Kaiser Permanente Division of Research, Oakland, CA, USA; Department of Neurology, Rudolf Magnus Institute of Neuroscience, University Medical Centre Utrecht, Utrecht, Netherlands.
Kaiser Permanente Division of Research, Oakland, CA, USA.
Alzheimers Dement. 2014 Sep;10(5):562-70. doi: 10.1016/j.jalz.2013.05.1772. Epub 2013 Sep 10.
The objective of this study was to obtain external validation of the only available midlife dementia risk score cardiovascular risk factors , aging and dementia study (CAIDE) constituting age, education, hypertension, obesity, and hyperlipidemia in a larger, more diverse population. Our second aim was to improve the CAIDE risk score by additional midlife risk factors.
This retrospective cohort study was conducted in an integrated health care delivery system. A total of 9480 Kaiser Permanente members who participated in a health survey study (age range, 40-55 years) from 1964 to 1973 were included in this study. Dementia diagnoses from primary care and medical specialist visits were collected from January 1, 1994 to January 16, 2006, using International Classification of Diseases 9 codes 290.0, 290.1 for "possible dementia," and 331.0 and 290.4 for "specialist confirmed dementia." Risk model prediction and validation were examined with the C statistic, net reclassification improvement, and integrated discrimination improvement. Dementia risk per sum score was calculated with Kaplan-Meier estimates.
A total of 2767 participants (25%) were diagnosed with any type of dementia, of which 1011 diagnoses (10.7%) were specialist-confirmed diagnoses. Average time between midlife examination and end of follow-up was 36.1 years. The CAIDE risk score replicated well with a C statistic of 0.75, quite similar to the original CAIDE C statistic of 0.78. The CAIDE score also predicted well within different race strata. Other midlife risk factors (central obesity, depressed mood, diabetes mellitus, head trauma, lung function, and smoking) did not improve predictability. The risk score allowed stratification of participants into those with 40-year low (9%) and high (29%) dementia risk.
A combination of modifiable vascular risk factors in midlife is highly predictive of the likelihood of dementia decades later. Possible dementia prevention strategies should point to a life course perspective on maintaining vascular health.
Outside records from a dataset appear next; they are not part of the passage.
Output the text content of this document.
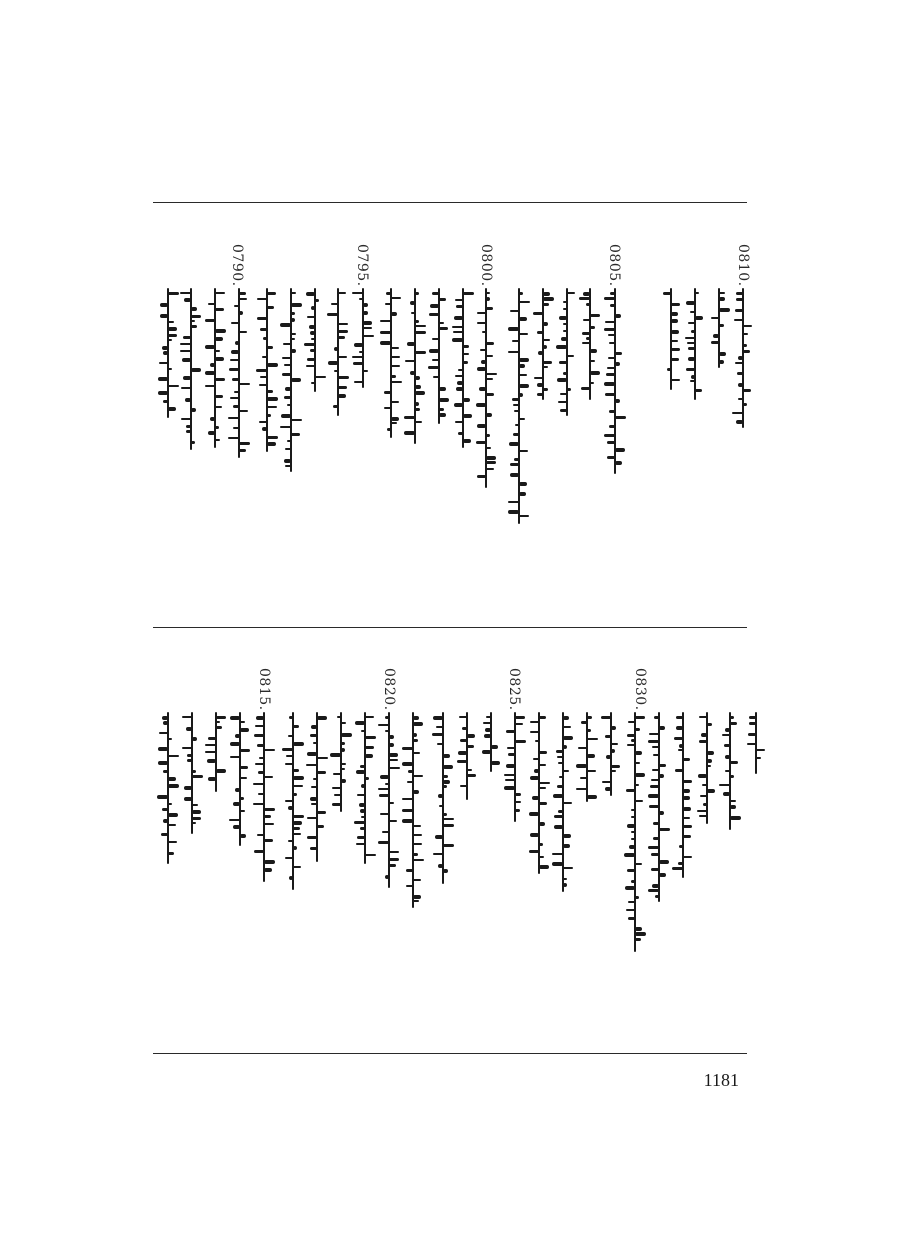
0810.
0805.
0800.
0795.
0790.
0830.
0825.
0820.
0815.
1181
本研究旨在通过在更大、更多样化的人群中验证唯一可用的中年痴呆风险评分——心血管风险因素、衰老和痴呆研究(CAIDE),对该评分中的年龄、教育程度、高血压、肥胖和高血脂这 5 个因素进行外部验证。我们的第二个目标是通过增加中年风险因素来改进 CAIDE 风险评分。
这是一项回顾性队列研究,在一个综合医疗服务提供系统中进行。共有 9480 名参加了 1964 年至 1973 年健康调查研究(年龄在 40-55 岁之间)的 Kaiser Permanente 成员被纳入本研究。从 1994 年 1 月 1 日至 2006 年 1 月 16 日,通过使用国际疾病分类第 9 版代码 290.0、290.1(“可能的痴呆症”)和 331.0、290.4(“专家确诊的痴呆症”),从初级保健和医学专家就诊记录中收集痴呆症诊断。使用 C 统计量、净重新分类改善和综合判别改善来检验风险模型预测和验证。使用 Kaplan-Meier 估计计算每个总和评分的痴呆风险。
共有 2767 名参与者(25%)被诊断患有任何类型的痴呆症,其中 1011 名(10.7%)为专家确诊的诊断。从中年检查到随访结束的平均时间为 36.1 年。CAIDE 风险评分的复制效果良好,C 统计量为 0.75,与原始 CAIDE 的 C 统计量 0.78 非常相似。CAIDE 评分在不同种族群体中也具有良好的预测性。其他中年风险因素(中心性肥胖、情绪低落、糖尿病、头部外伤、肺功能和吸烟)并不能提高预测能力。该风险评分可将参与者分为 40 年痴呆低(9%)和高(29%)风险组。
中年时期可改变的血管危险因素组合对几十年后痴呆的发生具有高度预测性。可能的痴呆症预防策略应着眼于维持血管健康的生命历程。